DDGS Comments: During the past week there was a slight increase in the average price of containerized DDGS to Asia as market participants organize their business prior to the Chinese New Year, which begins on February 19. DDGS buying from Asia is expected to slow during the next two weeks because of the holiday celebrations, though some Chinese clients have expressed their interest in securing DDGS purchases through June – particularly if they can get the merchandisers to reduce their offers by an additional $10/MT. However, DDGS merchandisers do not seem anxious to accept those bids while there is congestion at U.S. West Coast ports. Labor issues at those ports are making the shipping period on contracts difficult to guarantee.

 DDGS merchandisers presently find it easy to deal with domestic clients, and that presumably is a reason that barge and rail rates to the Gulf of Mexico and New Orleans declined this past week by $2-$4/MT. The price of rail-delivered DDGS into Texas, and potentially into Mexico, did not increase. The average rate for bulk DDGS into California increased by about $3/MT.

 Several DDGS merchandisers have expressed the opinion that there is room for domestic buyers to receive more favorable price offers for DDGS, particularly if there is a momentary setback in corn futures contracts. In the meantime, DDGS merchandisers are executing the obligations that they have on their books. Remaining offers for the February to March time period seem limited in number.

 Ethanol Comments: The February WASDE seems to imply that USDA has an optimistic opinion about ethanol production prospects through the summer of 2015. The estimate for corn used in ethanol production between now and the end of August was increased by 75 million bushels, from 5,175 to 5,250 million bushels.

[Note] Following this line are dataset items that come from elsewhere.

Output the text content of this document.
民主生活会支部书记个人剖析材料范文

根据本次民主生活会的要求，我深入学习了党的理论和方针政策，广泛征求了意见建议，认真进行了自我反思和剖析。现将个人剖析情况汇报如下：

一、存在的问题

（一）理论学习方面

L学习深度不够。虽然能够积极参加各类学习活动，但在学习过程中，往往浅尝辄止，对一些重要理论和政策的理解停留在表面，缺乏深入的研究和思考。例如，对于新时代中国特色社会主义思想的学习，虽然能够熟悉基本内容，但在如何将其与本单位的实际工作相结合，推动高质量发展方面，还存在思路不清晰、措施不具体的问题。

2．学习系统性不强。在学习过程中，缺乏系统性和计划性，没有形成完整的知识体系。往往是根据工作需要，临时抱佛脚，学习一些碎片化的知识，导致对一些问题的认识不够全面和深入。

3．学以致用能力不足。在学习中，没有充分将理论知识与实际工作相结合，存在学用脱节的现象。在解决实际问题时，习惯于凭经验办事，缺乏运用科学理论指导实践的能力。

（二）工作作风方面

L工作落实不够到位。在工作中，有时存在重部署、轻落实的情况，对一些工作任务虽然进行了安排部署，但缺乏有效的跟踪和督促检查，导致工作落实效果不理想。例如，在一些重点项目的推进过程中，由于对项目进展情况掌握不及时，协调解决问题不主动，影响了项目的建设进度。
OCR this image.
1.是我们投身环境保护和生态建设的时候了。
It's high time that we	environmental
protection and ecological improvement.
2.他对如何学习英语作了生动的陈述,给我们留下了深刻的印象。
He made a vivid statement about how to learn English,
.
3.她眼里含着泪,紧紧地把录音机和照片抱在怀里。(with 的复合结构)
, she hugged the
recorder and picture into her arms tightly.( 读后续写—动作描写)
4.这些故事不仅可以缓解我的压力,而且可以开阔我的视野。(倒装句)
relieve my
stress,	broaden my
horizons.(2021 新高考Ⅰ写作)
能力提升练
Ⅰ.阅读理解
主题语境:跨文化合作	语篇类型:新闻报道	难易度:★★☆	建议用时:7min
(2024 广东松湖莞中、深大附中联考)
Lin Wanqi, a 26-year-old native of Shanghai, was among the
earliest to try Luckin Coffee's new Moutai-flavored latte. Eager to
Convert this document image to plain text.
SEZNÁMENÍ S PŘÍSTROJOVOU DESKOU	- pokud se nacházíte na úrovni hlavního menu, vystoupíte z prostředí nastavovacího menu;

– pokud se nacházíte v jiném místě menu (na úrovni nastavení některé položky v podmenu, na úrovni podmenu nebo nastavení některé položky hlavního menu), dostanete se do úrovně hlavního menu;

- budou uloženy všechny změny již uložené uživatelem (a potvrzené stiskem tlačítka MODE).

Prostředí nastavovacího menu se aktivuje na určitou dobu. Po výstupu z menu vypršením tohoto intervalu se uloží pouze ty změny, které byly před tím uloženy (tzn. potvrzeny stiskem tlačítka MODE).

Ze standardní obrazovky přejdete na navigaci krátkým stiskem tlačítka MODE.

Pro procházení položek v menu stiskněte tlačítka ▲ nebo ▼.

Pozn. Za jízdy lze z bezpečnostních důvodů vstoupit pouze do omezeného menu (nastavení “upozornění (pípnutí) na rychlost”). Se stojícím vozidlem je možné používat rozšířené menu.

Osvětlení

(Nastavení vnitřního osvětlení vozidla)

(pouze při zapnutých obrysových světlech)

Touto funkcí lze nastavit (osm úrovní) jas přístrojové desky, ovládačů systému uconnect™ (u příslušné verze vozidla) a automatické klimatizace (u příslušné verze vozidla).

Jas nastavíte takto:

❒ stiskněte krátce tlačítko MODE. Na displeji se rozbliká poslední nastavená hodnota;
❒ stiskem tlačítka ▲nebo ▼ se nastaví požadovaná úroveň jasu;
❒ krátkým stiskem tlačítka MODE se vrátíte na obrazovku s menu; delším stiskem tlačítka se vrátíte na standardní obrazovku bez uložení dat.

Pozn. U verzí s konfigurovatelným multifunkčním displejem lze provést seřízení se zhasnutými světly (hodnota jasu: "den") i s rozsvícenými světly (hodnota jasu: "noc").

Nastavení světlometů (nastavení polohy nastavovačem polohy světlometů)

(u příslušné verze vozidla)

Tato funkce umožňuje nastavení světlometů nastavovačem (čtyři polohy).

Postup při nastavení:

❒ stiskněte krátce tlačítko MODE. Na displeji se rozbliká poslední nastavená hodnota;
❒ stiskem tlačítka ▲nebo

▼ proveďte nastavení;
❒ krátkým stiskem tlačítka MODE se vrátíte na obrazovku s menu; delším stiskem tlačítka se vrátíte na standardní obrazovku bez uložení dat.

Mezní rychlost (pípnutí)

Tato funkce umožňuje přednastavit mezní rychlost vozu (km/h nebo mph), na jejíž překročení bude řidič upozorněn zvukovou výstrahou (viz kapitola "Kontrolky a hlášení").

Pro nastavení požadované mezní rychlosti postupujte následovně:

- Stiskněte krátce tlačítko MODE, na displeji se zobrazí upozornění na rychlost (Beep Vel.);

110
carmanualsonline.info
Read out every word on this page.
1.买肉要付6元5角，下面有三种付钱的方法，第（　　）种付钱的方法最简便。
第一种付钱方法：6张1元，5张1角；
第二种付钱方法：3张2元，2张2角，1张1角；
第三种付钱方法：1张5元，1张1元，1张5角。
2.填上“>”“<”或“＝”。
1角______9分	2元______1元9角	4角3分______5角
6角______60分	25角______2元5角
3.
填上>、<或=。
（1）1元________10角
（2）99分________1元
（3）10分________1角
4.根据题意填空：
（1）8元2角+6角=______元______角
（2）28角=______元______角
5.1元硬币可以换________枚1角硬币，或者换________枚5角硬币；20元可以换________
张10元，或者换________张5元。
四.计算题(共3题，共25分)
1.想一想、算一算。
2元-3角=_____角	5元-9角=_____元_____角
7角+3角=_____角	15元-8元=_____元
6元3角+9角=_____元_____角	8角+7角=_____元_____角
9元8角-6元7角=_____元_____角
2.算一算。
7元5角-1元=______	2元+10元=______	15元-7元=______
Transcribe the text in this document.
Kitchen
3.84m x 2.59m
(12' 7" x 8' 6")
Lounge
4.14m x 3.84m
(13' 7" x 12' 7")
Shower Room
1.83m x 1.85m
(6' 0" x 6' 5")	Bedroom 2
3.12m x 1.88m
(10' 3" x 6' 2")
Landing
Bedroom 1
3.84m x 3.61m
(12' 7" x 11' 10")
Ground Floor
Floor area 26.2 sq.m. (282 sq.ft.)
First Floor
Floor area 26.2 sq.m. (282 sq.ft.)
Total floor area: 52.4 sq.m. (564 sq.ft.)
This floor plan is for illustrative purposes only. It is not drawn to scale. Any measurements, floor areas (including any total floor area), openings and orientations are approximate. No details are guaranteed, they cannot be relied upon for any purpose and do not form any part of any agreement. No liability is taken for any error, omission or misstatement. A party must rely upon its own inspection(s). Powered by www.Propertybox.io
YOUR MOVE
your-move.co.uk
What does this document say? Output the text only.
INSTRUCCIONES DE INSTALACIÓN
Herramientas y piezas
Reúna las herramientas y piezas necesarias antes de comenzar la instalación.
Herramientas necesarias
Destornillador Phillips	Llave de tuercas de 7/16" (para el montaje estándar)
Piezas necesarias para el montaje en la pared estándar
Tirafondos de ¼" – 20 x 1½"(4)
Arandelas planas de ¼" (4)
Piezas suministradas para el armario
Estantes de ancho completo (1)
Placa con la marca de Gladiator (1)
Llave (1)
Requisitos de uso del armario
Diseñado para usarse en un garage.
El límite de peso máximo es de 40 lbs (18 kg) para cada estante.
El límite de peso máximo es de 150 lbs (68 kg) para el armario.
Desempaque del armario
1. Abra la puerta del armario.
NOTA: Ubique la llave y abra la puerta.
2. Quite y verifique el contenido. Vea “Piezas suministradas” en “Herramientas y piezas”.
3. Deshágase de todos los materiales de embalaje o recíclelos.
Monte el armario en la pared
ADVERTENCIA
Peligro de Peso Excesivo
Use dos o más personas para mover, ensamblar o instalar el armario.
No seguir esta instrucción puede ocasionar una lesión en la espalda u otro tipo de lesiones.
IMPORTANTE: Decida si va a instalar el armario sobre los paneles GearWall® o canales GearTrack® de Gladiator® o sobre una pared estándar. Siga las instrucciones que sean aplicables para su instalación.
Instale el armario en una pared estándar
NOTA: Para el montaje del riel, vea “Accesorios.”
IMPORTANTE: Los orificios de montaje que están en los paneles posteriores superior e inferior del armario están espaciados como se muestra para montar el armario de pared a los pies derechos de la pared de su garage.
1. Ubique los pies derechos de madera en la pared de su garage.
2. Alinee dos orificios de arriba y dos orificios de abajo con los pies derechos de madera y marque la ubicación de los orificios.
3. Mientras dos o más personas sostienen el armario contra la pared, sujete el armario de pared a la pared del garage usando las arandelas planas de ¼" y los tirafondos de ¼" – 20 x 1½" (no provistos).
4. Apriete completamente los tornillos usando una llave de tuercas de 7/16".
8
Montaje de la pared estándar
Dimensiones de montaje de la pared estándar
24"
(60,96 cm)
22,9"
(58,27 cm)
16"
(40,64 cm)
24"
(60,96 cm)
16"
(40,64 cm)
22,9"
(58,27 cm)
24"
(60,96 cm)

The justification for this increase is a forecast by the Energy Information Administration (EIA) for higher gasoline consumption due to lower prices.

A rebound in petroleum prices above $70 per barrel could also cause ethanol exports to grow, which could help reduce growing U.S. ethanol stocks. Such a development would be favorable because ethanol stocks have grown sizable in comparison to a year ago. Ethanol stocks were 23.9 percent above a last year for the week ending February 6. Average daily ethanol production during that same time period also increased to a rate of 961,000 barrels per day (bpd), above the prior-week’s level of 948,000 bpd and 6.6 percent above the year-ago average of 902,000 bpd.

Increasing demand could reduce stocks and help ethanol producers maintain stable margins. Please note that the differential between the cost of corn and the return for the co-products of ethanol and DDGS is stable for week ending Friday, February 13, 2015:

  • Illinois differential is $1.78 per bushel in comparison to $1.84 the prior week and $4.40 a year ago.
  • Iowa differential is $1.46 per bushel in comparison to $1.46 the prior week and $2.74 a year ago.
  • Nebraska differential is $1.41 per bushel in comparison to $1.41 the prior week and $2.66 a year ago.
  • South Dakota differential is $1.67 per bushel in comparison to $1.66 the prior week and $2.78 a year ago.